From: Roedy Green on
On Thu, 11 Feb 2010 12:05:09 -0800 (PST), Marcin Rodzik
<marteno_rodia(a)o2.pl> wrote, quoted or indirectly quoted someone who
said :

>Is there any way to track down keys pressed by the user in a console
>app? It means reading what he/she is typing immediately.

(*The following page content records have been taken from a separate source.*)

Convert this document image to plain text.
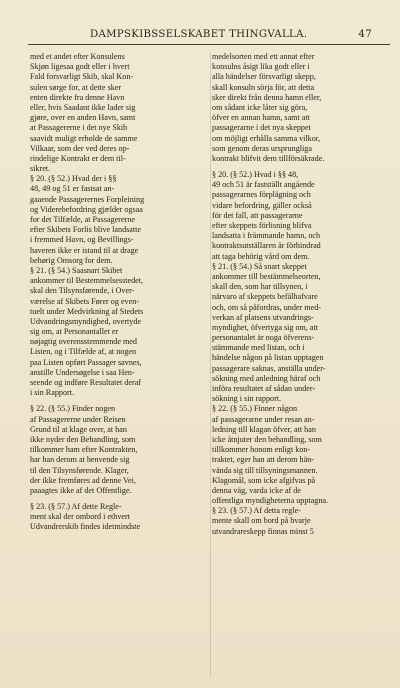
DAMPSKIBSSELSKABET THINGVALLA.	47
med et andet efter Konsulens
Skjøn ligesaa godt eller i hvert
Fald forsvarligt Skib, skal Kon-
sulen sørge for, at dette sker
enten direkte fra denne Havn
eller, hvis Saadant ikke lader sig
gjøre, over en anden Havn, samt
at Passagererne i det nye Skib
saavidt muligt erholde de samme
Vilkaar, som der ved deres op-
rindelige Kontrakt er dem til-
sikret.
§ 20. (§ 52.) Hvad der i §§
48, 49 og 51 er fastsat an-
gaaende Passagerernes Forpleining
og Viderebefordring gjælder ogsaa
for det Tilfælde, at Passagererne
efter Skibets Forlis blive landsatte
i fremmed Havn, og Bevillings-
haveren ikke er istand til at drage
behørig Omsorg for dem.
§ 21. (§ 54.) Saasnart Skibet
ankommer til Bestemmelsesstedet,
skal den Tilsynsførende, i Over-
værelse af Skibets Fører og even-
tuelt under Medvirkning af Stedets
Udvandringsmyndighed, overtyde
sig om, at Personantallet er
nøjagtig overensstemmende med
Listen, og i Tilfælde af, at nogen
paa Listen opført Passager savnes,
anstille Undersøgelse i saa Hen-
seende og indføre Resultatet deraf
i sin Rapport.
§ 22. (§ 55.) Finder nogen
af Passagererne under Reisen
Grund til at klage over, at han
ikke nyder den Behandling, som
tilkommer ham efter Kontrakten,
har han derom at henvende sig
til den Tilsynsførende. Klager,
der ikke fremføres ad denne Vei,
paaagtes ikke af det Offentlige.
§ 23. (§ 57.) Af dette Regle-
ment skal der ombord i ethvert
Udvandrerskib findes idetmindste
medelsorten med ett annat efter
konsulns åsigt lika godt eller i
alla händelser försvarligt skepp,
skall konsuln sörja för, att detta
sker direkt från denna hamn eller,
om sådant icke låter sig göra,
öfver en annan hamn, samt att
passagerarne i det nya skeppet
om möjligt erhålla samma vilkor,
som genom deras ursprungliga
kontrakt blifvit dem tillförsäkrade.
§ 20. (§ 52.) Hvad i §§ 48,
49 och 51 är fastställt angående
passagerarnes förplägning och
vidare befordring, gäller också
för det fall, att passagerarne
efter skeppets förlisning blifva
landsatta i främmande hamn, och
kontraktsutställaren är förhindrad
att taga behörig vård om dem.
§ 21. (§ 54.) Så snart skeppet
ankommer till bestämmelseorten,
skall den, som har tillsynen, i
närvaro af skeppets befälhafvare
och, om så påfordras, under med-
verkan af platsens utvandrings-
myndighet, öfvertyga sig om, att
personantalet är noga öfverens-
stämmande med listan, och i
händelse någon på listan upptagen
passagerare saknas, anställa under-
sökning med anledning häraf och
införa resultatet af sådan under-
sökning i sin rapport.
§ 22. (§ 55.) Finner någon
af passagerarne under resan an-
ledning till klagan öfver, att han
icke åtnjuter den behandling, som
tillkommer honom enligt kon-
traktet, eger han att derom hän-
vända sig till tillsyningsmannen.
Klagomål, som icke afgifvas på
denna väg, varda icke af de
offentliga myndigheterna upptagna.
§ 23. (§ 57.) Af detta regle-
mente skall om bord på hvarje
utvandrareskepp finnas minst 5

yes. For source see http://mindprod.com/products.html#KEYPLAYER
--
Roedy Green Canadian Mind Products
http://mindprod.com

Every compilable program in a sense works. The problem is with your unrealistic expections on what it will do.
From: Arne Vajhøj on
On 12-02-2010 06:53, Martin Gregorie wrote:
> On Thu, 11 Feb 2010 21:10:37 -0500, Arne Vajhøj wrote:
>
>> On 11-02-2010 19:56, Martin Gregorie wrote:
>>> On Thu, 11 Feb 2010 18:52:43 -0500, Arne Vajhøj wrote:
>>>
>>>> On 11-02-2010 15:05, Marcin Rodzik wrote:
>>>>> Is there any way to track down keys pressed by the user in a console
>>>>> app? It means reading what he/she is typing immediately. You can read
>>>>> the standard input stream, but the stream is empty until the user
>>>>> presses ENTER. I know it's a stuff related to the operating system
>>>>> which always passes data to the stdin after ENTER is hit, but I'm
>>>>> looking for some workaround. And it needs to work on both Windows and
>>>>> Unix/Linux. Any ideas?
>>>>
>>>> JNI and a .dll for Windows and a .so for Linux.
>>>>
>>> I've done the same with a small C program using sockets to pass each
>>> keystroke to the Java app. as a separate packet. It works well and has
>>> a possible advantage because its portable between OSes with no changed
>>> to JNI etc. The C program requires a bit of conditional compilation to
>>> cater for the different ways that different OSes use to set keyboard
>>> input to unbuffered raw reads, but thats about it.
>>
>> Why is a Java program with 1 C source and N executables more portable
>> than a Java program with 1 C source and N libraries ?
>>
> I was taking the comment that a JNI would use a .DLL for Windows and
> a .so for *nixen to mean a change to the JNI code as well. Am I mistaken?

If the C code compiled to executable can be ifdef'ed to do both
Linux and Windows, then the C code compiled to libraries for the
same two platforms can be ifdef'ed.

Arne
From: Arne Vajhøj on
On 12-02-2010 15:21, Roedy Green wrote:
> On Thu, 11 Feb 2010 12:05:09 -0800 (PST), Marcin Rodzik
> <marteno_rodia(a)o2.pl> wrote, quoted or indirectly quoted someone who
> said :
>> Is there any way to track down keys pressed by the user in a console
>> app? It means reading what he/she is typing immediately.
>
> yes. For source see http://mindprod.com/products.html#KEYPLAYER

Since when has java.awt.Frame been a console ??